Polly's attitude might be selfish, unfeeling; but the fundamental
incapacity for gratitude in girls of Polly's class will probably
surprise and pain their mistresses until the end of the world. After
all, Polly was right. An attempt to clear Raoul by telling the
superficial truth must involve terrible risks, and might at any turn
enforce a choice between full confession and falsehood.

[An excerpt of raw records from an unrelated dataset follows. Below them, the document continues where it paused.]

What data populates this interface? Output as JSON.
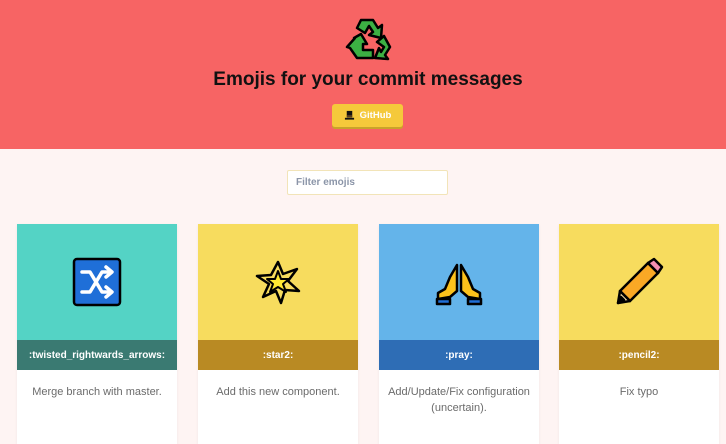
{
  "header": {
    "title": "Emojis for your commit messages",
    "github_label": "GitHub",
    "logo_icon": "recycle-icon",
    "background": "#f76464",
    "button_color": "#f5c93b"
  },
  "search": {
    "placeholder": "Filter emojis",
    "value": ""
  },
  "cards": [
    {
      "icon": "twisted-rightwards-arrows-icon",
      "code": ":twisted_rightwards_arrows:",
      "description": "Merge branch with master.",
      "top_color": "#54d3c5",
      "code_color": "#3a7a72"
    },
    {
      "icon": "star2-icon",
      "code": ":star2:",
      "description": "Add this new component.",
      "top_color": "#f7dc5e",
      "code_color": "#b98a23"
    },
    {
      "icon": "pray-icon",
      "code": ":pray:",
      "description": "Add/Update/Fix configuration (uncertain).",
      "top_color": "#64b4ea",
      "code_color": "#2e6db5"
    },
    {
      "icon": "pencil2-icon",
      "code": ":pencil2:",
      "description": "Fix typo",
      "top_color": "#f7dc5e",
      "code_color": "#b98a23"
    }
  ]
}
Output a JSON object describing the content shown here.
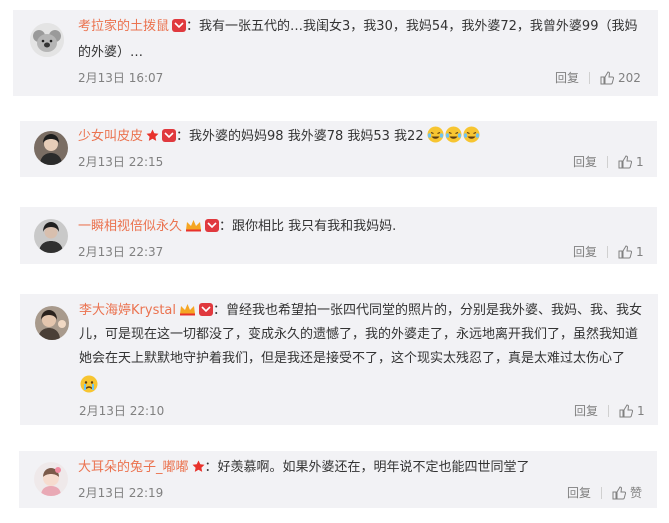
{
  "comments": [
    {
      "username": "考拉家的土拨鼠",
      "separator": "：",
      "text_lines": [
        "我有一张五代的…我闺女3，我30，我妈54，我外婆72，我曾外婆99（我妈",
        "的外婆）…"
      ],
      "date": "2月13日 16:07",
      "reply_label": "回复",
      "like_count": "202"
    },
    {
      "username": "少女叫皮皮",
      "separator": "：",
      "text_lines": [
        "我外婆的妈妈98 我外婆78 我妈53 我22"
      ],
      "date": "2月13日 22:15",
      "reply_label": "回复",
      "like_count": "1"
    },
    {
      "username": "一瞬相视倍似永久",
      "separator": "：",
      "text_lines": [
        "跟你相比  我只有我和我妈妈."
      ],
      "date": "2月13日 22:37",
      "reply_label": "回复",
      "like_count": "1"
    },
    {
      "username": "李大海婷Krystal",
      "separator": "：",
      "text_lines": [
        "曾经我也希望拍一张四代同堂的照片的，分别是我外婆、我妈、我、我女",
        "儿，可是现在这一切都没了，变成永久的遗憾了，我的外婆走了，永远地离开我们了，虽然我知道",
        "她会在天上默默地守护着我们，但是我还是接受不了，这个现实太残忍了，真是太难过太伤心了"
      ],
      "date": "2月13日 22:10",
      "reply_label": "回复",
      "like_count": "1"
    },
    {
      "username": "大耳朵的兔子_嘟嘟",
      "separator": "：",
      "text_lines": [
        "好羡慕啊。如果外婆还在，明年说不定也能四世同堂了"
      ],
      "date": "2月13日 22:19",
      "reply_label": "回复",
      "like_count": "赞"
    }
  ],
  "colors": {
    "username": "#eb7350",
    "meta": "#808080",
    "card_bg": "#f2f2f5",
    "badge_red": "#e0393e",
    "star_red": "#e8322b"
  }
}
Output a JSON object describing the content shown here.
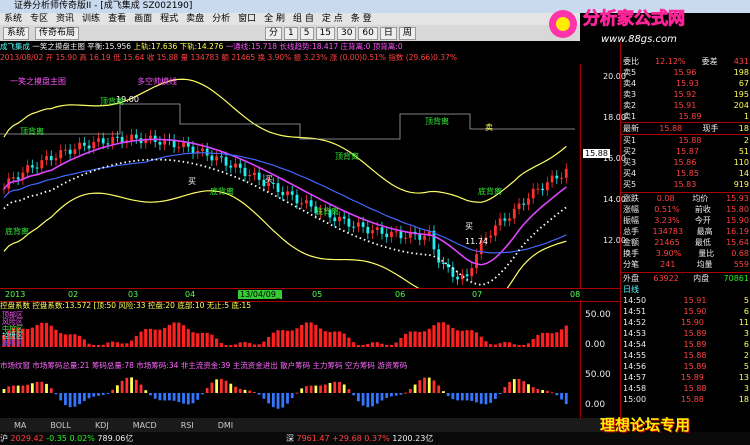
{
  "window": {
    "title": "证券分析师传奇版II - [成飞集成 SZ002190]"
  },
  "menu": [
    "系统",
    "专区",
    "资讯",
    "训练",
    "查看",
    "画面",
    "程式",
    "卖盘",
    "分析",
    "窗口",
    "全 刷",
    "组 自",
    "定 点",
    "条 登"
  ],
  "toolbar": {
    "home_label": "系统",
    "back_label": "传奇布局",
    "period_labels": [
      "分",
      "1",
      "5",
      "15",
      "30",
      "60",
      "日",
      "周"
    ]
  },
  "chart_header": {
    "name": "成飞集成",
    "formula": "一笑之摸盘主图",
    "ping_heng": "平衡:15.956",
    "shang_gui": "上轨:17.636",
    "xia_gui": "下轨:14.276",
    "extra": "一通线:15.718  长线趋势:18.417  庄背离:0  顶背离:0",
    "date_line": "2013/08/02  开 15.90  高 16.19  低 15.64  收 15.88  量 134783  额 21465  换 3.90%  振 3.23%  涨 (0.00)0.51%  指数 (29.66)0.37%"
  },
  "annotations": {
    "dingbeili": "顶背离",
    "dibeili": "底背离",
    "buy": "买",
    "sell": "卖",
    "duokong": "多空帅模线",
    "high_label": "19.00",
    "low_label": "11.74",
    "yixiao": "一笑之摸盘主图"
  },
  "yaxis": {
    "ticks": [
      "20.00",
      "18.00",
      "16.00",
      "14.00",
      "12.00"
    ],
    "current": "15.88"
  },
  "xaxis": {
    "labels": [
      "2013",
      "02",
      "03",
      "04",
      "13/04/09_",
      "05",
      "06",
      "07",
      "08"
    ]
  },
  "indicator1": {
    "header": "控盘系数 控盘系数:13.572 [顶:50 风险:33 控盘:20 底部:10 无止:5 底:15",
    "levels": [
      "顶部区",
      "风险区",
      "中控区",
      "控盘区",
      "底部区"
    ],
    "ymax": "50.00",
    "ymid": "0.00"
  },
  "indicator2": {
    "header": "市场纹窗  市场筹码总量:21 筹码总量:78 市场筹码:34 非主流资金:39 主流资金进出 散户筹码 主力筹码 空方筹码 游资筹码",
    "ymax": "50.00",
    "ymid": "0.00"
  },
  "bottom_tabs": [
    "MA",
    "BOLL",
    "KDJ",
    "MACD",
    "RSI",
    "DMI"
  ],
  "status": {
    "sh_label": "沪",
    "sh_value": "2029.42",
    "sh_change": "-0.35",
    "sh_pct": "0.02%",
    "sh_amount": "789.06亿",
    "sz_label": "深",
    "sz_value": "7961.47",
    "sz_change": "+29.68",
    "sz_pct": "0.37%",
    "sz_amount": "1200.23亿"
  },
  "quote": {
    "weibi_label": "委比",
    "weibi": "12.12%",
    "weicha_label": "委差",
    "weicha": "431",
    "sells": [
      {
        "label": "卖5",
        "price": "15.96",
        "vol": "198"
      },
      {
        "label": "卖4",
        "price": "15.93",
        "vol": "67"
      },
      {
        "label": "卖3",
        "price": "15.92",
        "vol": "195"
      },
      {
        "label": "卖2",
        "price": "15.91",
        "vol": "204"
      },
      {
        "label": "卖1",
        "price": "15.89",
        "vol": "1"
      }
    ],
    "latest": {
      "label": "最新",
      "price": "15.88",
      "vol_label": "现手",
      "vol": "18"
    },
    "buys": [
      {
        "label": "买1",
        "price": "15.88",
        "vol": "2"
      },
      {
        "label": "买2",
        "price": "15.87",
        "vol": "51"
      },
      {
        "label": "买3",
        "price": "15.86",
        "vol": "110"
      },
      {
        "label": "买4",
        "price": "15.85",
        "vol": "14"
      },
      {
        "label": "买5",
        "price": "15.83",
        "vol": "919"
      }
    ],
    "stats": [
      {
        "k1": "涨跌",
        "v1": "0.08",
        "k2": "均价",
        "v2": "15.93"
      },
      {
        "k1": "涨幅",
        "v1": "0.51%",
        "k2": "前收",
        "v2": "15.80"
      },
      {
        "k1": "振幅",
        "v1": "3.23%",
        "k2": "今开",
        "v2": "15.90"
      },
      {
        "k1": "总手",
        "v1": "134783",
        "k2": "最高",
        "v2": "16.19"
      },
      {
        "k1": "金额",
        "v1": "21465",
        "k2": "最低",
        "v2": "15.64"
      },
      {
        "k1": "换手",
        "v1": "3.90%",
        "k2": "量比",
        "v2": "0.68"
      },
      {
        "k1": "分笔",
        "v1": "241",
        "k2": "均量",
        "v2": "559"
      }
    ],
    "waipan_label": "外盘",
    "waipan": "63922",
    "neipan_label": "内盘",
    "neipan": "70861",
    "tab_label": "日线",
    "ticks": [
      {
        "t": "14:50",
        "p": "15.91",
        "v": "5"
      },
      {
        "t": "14:51",
        "p": "15.90",
        "v": "6"
      },
      {
        "t": "14:52",
        "p": "15.90",
        "v": "11"
      },
      {
        "t": "14:53",
        "p": "15.89",
        "v": "3"
      },
      {
        "t": "14:54",
        "p": "15.89",
        "v": "6"
      },
      {
        "t": "14:55",
        "p": "15.88",
        "v": "2"
      },
      {
        "t": "14:56",
        "p": "15.89",
        "v": "5"
      },
      {
        "t": "14:57",
        "p": "15.89",
        "v": "13"
      },
      {
        "t": "14:58",
        "p": "15.88",
        "v": "3"
      },
      {
        "t": "15:00",
        "p": "15.88",
        "v": "18"
      }
    ]
  },
  "logo": {
    "text": "分析家公式网",
    "url": "www.88gs.com"
  },
  "watermark": "理想论坛专用",
  "colors": {
    "up": "#ff3030",
    "down": "#22ee22",
    "boll": "#ffff66",
    "ma": "#ff55ff",
    "accent": "#ffee00"
  }
}
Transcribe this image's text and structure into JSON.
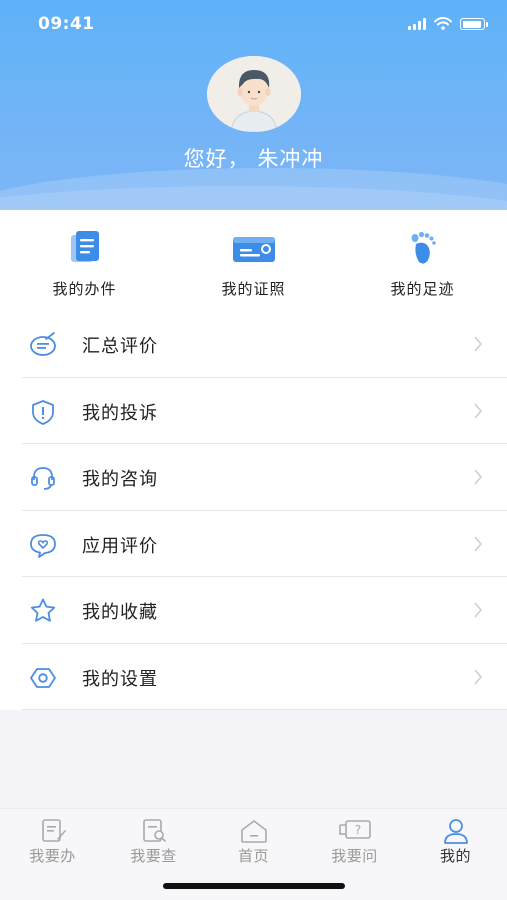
{
  "status_bar": {
    "time": "09:41"
  },
  "profile": {
    "greeting": "您好， 朱冲冲"
  },
  "quick_actions": [
    {
      "label": "我的办件",
      "icon": "document-stack-icon"
    },
    {
      "label": "我的证照",
      "icon": "id-card-icon"
    },
    {
      "label": "我的足迹",
      "icon": "footprint-icon"
    }
  ],
  "menu": [
    {
      "label": "汇总评价",
      "icon": "rating-summary-icon"
    },
    {
      "label": "我的投诉",
      "icon": "complaint-shield-icon"
    },
    {
      "label": "我的咨询",
      "icon": "headset-icon"
    },
    {
      "label": "应用评价",
      "icon": "heart-chat-icon"
    },
    {
      "label": "我的收藏",
      "icon": "star-icon"
    },
    {
      "label": "我的设置",
      "icon": "settings-hexagon-icon"
    }
  ],
  "tabs": [
    {
      "label": "我要办",
      "icon": "edit-doc-icon"
    },
    {
      "label": "我要查",
      "icon": "search-doc-icon"
    },
    {
      "label": "首页",
      "icon": "home-icon"
    },
    {
      "label": "我要问",
      "icon": "question-chat-icon"
    },
    {
      "label": "我的",
      "icon": "user-icon",
      "active": true
    }
  ],
  "colors": {
    "accent": "#5aa7f2",
    "header_top": "#5fb2f8",
    "header_bottom": "#7fb6f6",
    "icon_blue": "#4d8ee0"
  }
}
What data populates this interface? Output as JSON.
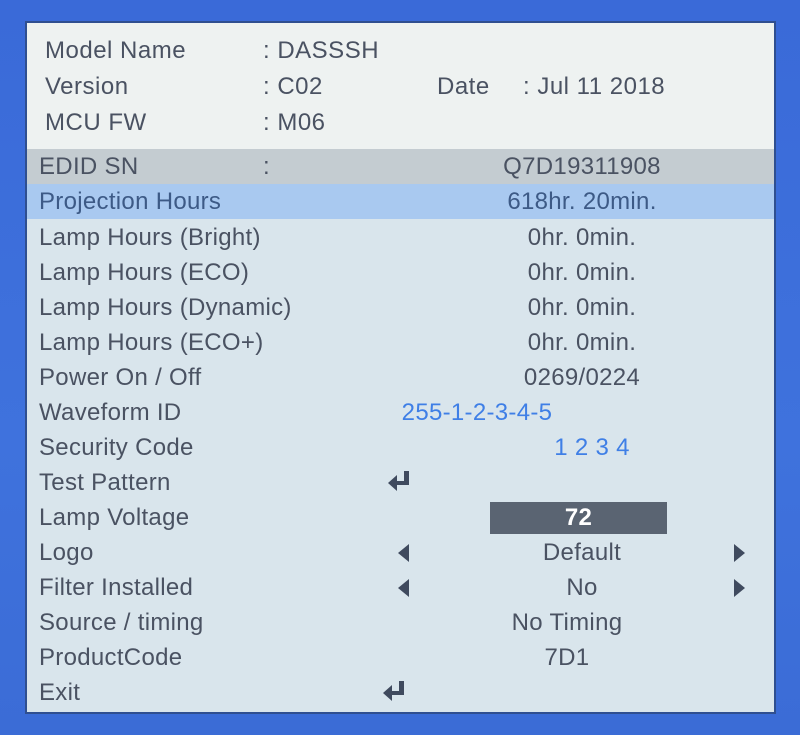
{
  "header": {
    "model_name_label": "Model Name",
    "model_name_value": ": DASSSH",
    "version_label": "Version",
    "version_value": ": C02",
    "date_label": "Date",
    "date_value": ": Jul 11 2018",
    "mcu_fw_label": "MCU FW",
    "mcu_fw_value": ": M06"
  },
  "rows": [
    {
      "label": "EDID SN",
      "sep": ":",
      "value": "Q7D19311908"
    },
    {
      "label": "Projection Hours",
      "value": "618hr. 20min."
    },
    {
      "label": "Lamp Hours (Bright)",
      "value": "0hr. 0min."
    },
    {
      "label": "Lamp Hours (ECO)",
      "value": "0hr. 0min."
    },
    {
      "label": "Lamp Hours (Dynamic)",
      "value": "0hr. 0min."
    },
    {
      "label": "Lamp Hours (ECO+)",
      "value": "0hr. 0min."
    },
    {
      "label": "Power On / Off",
      "value": "0269/0224"
    },
    {
      "label": "Waveform ID",
      "value": "255-1-2-3-4-5"
    },
    {
      "label": "Security Code",
      "value": "1 2 3 4"
    },
    {
      "label": "Test Pattern",
      "icon": "enter-icon"
    },
    {
      "label": "Lamp Voltage",
      "value": "72"
    },
    {
      "label": "Logo",
      "value": "Default"
    },
    {
      "label": "Filter Installed",
      "value": "No"
    },
    {
      "label": "Source / timing",
      "value": "No Timing"
    },
    {
      "label": "ProductCode",
      "value": "7D1"
    },
    {
      "label": "Exit",
      "icon": "enter-icon"
    }
  ],
  "colors": {
    "background": "#3d6fd9",
    "highlight": "#a9c9f0",
    "blue_value": "#3f7fe6",
    "text": "#4a5262"
  }
}
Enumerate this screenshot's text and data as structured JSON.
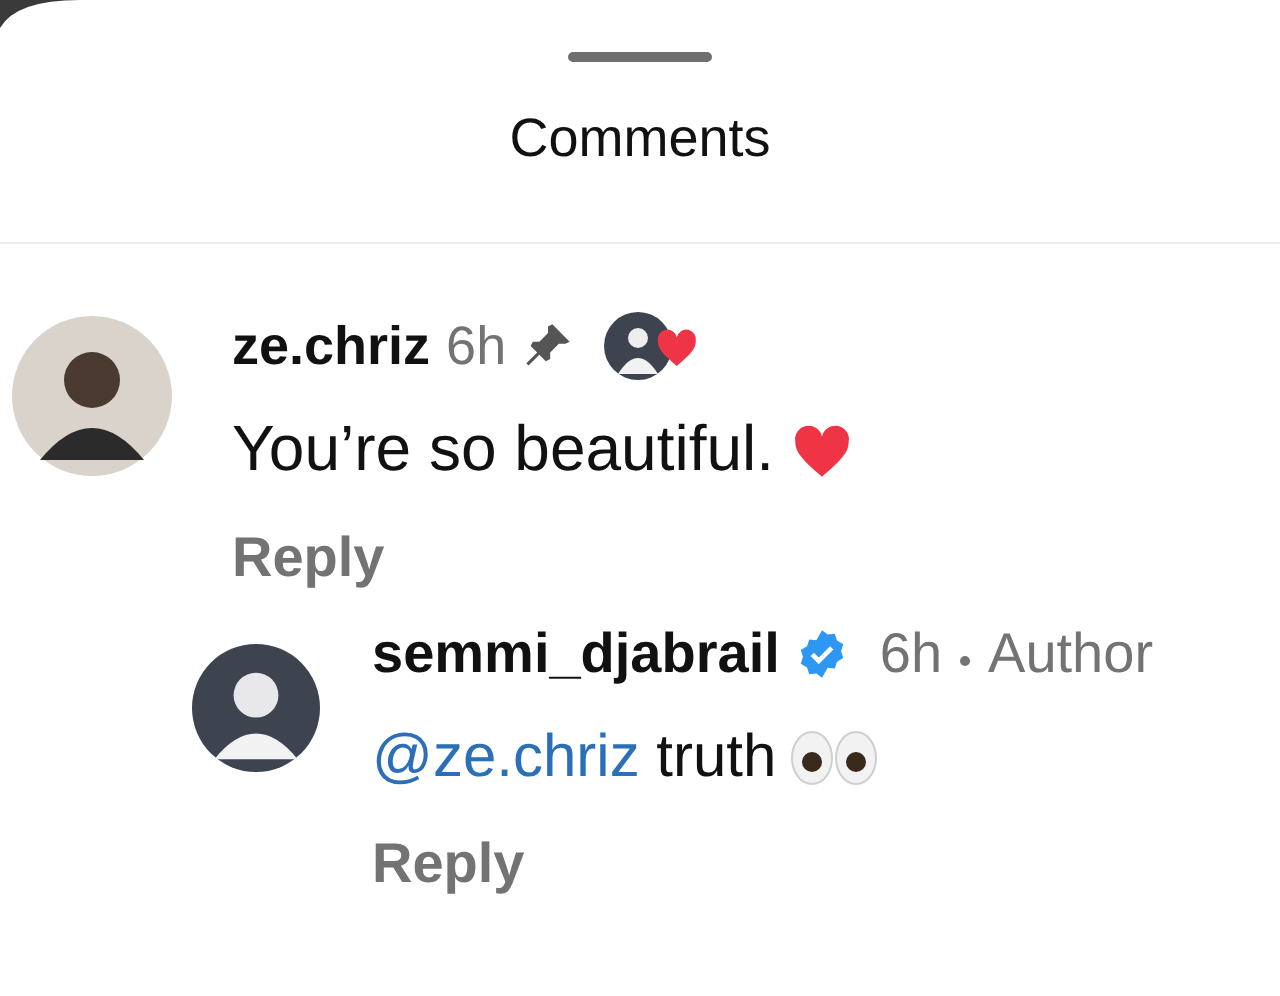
{
  "sheet": {
    "title": "Comments"
  },
  "comments": [
    {
      "username": "ze.chriz",
      "time": "6h",
      "pinned": true,
      "liked_by_author": true,
      "verified": false,
      "text": "You’re so beautiful.",
      "kind": "heart",
      "reply": "Reply",
      "children": [
        {
          "username": "semmi_djabrail",
          "time": "6h",
          "pinned": false,
          "liked_by_author": false,
          "verified": true,
          "author_label": "Author",
          "mention": "@ze.chriz",
          "text": "truth",
          "kind": "eyes",
          "reply": "Reply"
        }
      ]
    }
  ]
}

Dorothea could not bring herself to lie, even heroically; and there
would be no heroism in lying to save herself. On the other hand, the
thought of a forced confession--it might he before a tribunal--was
too hideous. No, the suggestion had been a mad one, and Polly had
rightly thrown cold water on it. Also, it had demanded too much of
Polly, who could not be expected to jeopardise her matrimonial
prospects to right a wrong for which she was not in truth responsible.
Dorothea loved a hero, but knew she was no heroine. She called herself
a pitiful coward--unjustly, because, nurtured as she had been on the
proprieties, surrounded all her days by men and women of a class most
sensitive to public opinion, who feared the breath of scandal worse
than a plague, confession for her must mean a shame unspeakable. What!
Admit that she, Dorothea Westcote, had loved a French prisoner almost
young enough to be her son! that she had given him audience at night!
that he had been shot and captured beneath her window!
Unjustly, too, she accused herself, because it is the decision, not
the terror felt in deciding, which distinguishes the brave from the
cowardly.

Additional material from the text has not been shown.